Tax Increase ‘Unaffordable’

“The county can no longer meet the burden of labor contracts that exceed [inflation] by over $500 million collectively over the life of the contracts,” he said in a budget-summary document. “In aggregate, these wage and benefit increases represent a tax increase in excess of 60 percent. It is impossible for homeowners to sustain the future growth of the current labor agreements without substantial tax increases. The Mangano administration believes that at this precarious economic juncture, an increase in tax burden . . . is simply unaffordable.”

“Things like this have been tried in other places,” said Ken Margolies, director of organizing programs for the New York City Extension of the Cornell School of Industrial and Labor Relations. “More often than not when it gets to court they don’t succeed.”

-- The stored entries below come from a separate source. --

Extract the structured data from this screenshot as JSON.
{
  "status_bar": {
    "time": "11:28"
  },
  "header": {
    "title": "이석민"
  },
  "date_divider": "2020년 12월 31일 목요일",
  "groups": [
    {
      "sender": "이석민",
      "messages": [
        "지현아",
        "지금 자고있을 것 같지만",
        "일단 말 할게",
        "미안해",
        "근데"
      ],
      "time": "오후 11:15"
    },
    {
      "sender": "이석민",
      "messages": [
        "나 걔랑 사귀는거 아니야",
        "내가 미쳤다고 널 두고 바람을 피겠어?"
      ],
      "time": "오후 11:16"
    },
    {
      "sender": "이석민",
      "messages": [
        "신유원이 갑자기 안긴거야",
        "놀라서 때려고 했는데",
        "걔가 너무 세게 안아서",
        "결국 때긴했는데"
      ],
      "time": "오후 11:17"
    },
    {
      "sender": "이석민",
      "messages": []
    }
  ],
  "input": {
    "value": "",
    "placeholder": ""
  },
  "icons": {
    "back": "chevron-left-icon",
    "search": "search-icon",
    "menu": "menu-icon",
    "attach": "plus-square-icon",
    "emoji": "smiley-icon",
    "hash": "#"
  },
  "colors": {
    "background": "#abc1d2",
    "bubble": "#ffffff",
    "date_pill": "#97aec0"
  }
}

Mr. Mangano told Newsday that he had hired national and local labor lawyers who “have provided us with the confidence that we can achieve these savings.” He said case law gives him the authority to require givebacks from workers with the County Legislature’s approval, but he declined to discuss his legal strategies in detail.

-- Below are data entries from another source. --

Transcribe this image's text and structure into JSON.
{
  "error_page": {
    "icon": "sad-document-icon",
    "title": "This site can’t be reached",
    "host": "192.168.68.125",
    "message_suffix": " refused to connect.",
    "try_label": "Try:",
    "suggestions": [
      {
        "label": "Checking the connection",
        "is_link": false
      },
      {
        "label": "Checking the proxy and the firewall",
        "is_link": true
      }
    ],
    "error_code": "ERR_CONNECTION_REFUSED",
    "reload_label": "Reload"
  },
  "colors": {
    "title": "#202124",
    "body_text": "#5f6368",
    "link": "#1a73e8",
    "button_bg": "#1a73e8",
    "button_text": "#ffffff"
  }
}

Mr. Margolies raised the possibility that the Taxpayer Relief Act might be a bargaining tactic. “He might be trying to use this as a way to get them to voluntarily make some concessions,” he said in an interview. “This has been happening around the country.”

Or, he said, the proposal might be a political strategy. “It may be popular with the voters, blaming public employees for the financial problems of government,” he said. This shifts the onus for the county’s financial problems from Mr. Mangano to the unions, Mr. Margolies said.

‘Not Interested in Givebacks’

The budget contains no propertytax increase. The Tax Foundation, a nonpartisan research group that advocates for lower taxes, says that Nassau’s property-tax burden is the second highest among the nation’s counties. Mr. Mangano plans to borrow hundreds of millions of dollars to give residents and businesses refunds of incorrect property assessments by county
officials. He also wants to shift the burden of refunding future inaccurate property-tax levies from the county to school districts and city governments, which receive much of the property-tax revenue but are not part of the county government. Their reaction has been negative.

Spokesmen for Mr. Mangano did not respond to requests for comment.

“We’re not interested in giving anything back,” Mr. Mulholland said, explaining that the unions had made $150 million in concessions last year. Workers received no raise in 2008, he said, gave back a contractual raise that was supposed to go into effect in 2009 and deferred their 2010 raise, he said.

“The PBA has done its fair share,” James Carver, president of the Nassau Police Benevolent Association, told Newsday.

Also, Mr. Mulholland said, about 750 employees retired over the past 15 months under various county and state incentive plans. Mr. Mangano’s budget calls for a 5-percent reduction in county employment, from 8,393 to 7,976.

Wide-Ranging Implications

Mr. Madarasz said the U.S. Constitution prohibits any impairment of a contract. “The ramifications of [Mr. Mangano’s proposal] are enormous,” he said in an interview. “It’s not just about labor contracts, it’s about any contract out there about anything.” The proposal could create a precedent for overturning business contracts, he said.

The county’s five unions settled contracts that run through 2015 with the former County Executive, Thomas R. Suozzi. Mr. Mangano narrowly defeated Mr. Suozzi last November in his bid for a third term; high property taxes and the deepening recession were key campaign issues. Mr. Mangano said the “county entered contracts with reckless disregard for residents’ ability to
pay and without regard to rising unemployment and disclosure rates.”

Nassau County’s situation is similar to that of Westchester, another wealthy, high-tax county that has been hit hard by the economic crisis. Westchester’s new County Executive, Robert P. Astorino, has also said its residents cannot afford another tax increase and is looking at laying off
hundreds of county workers to balance the budget.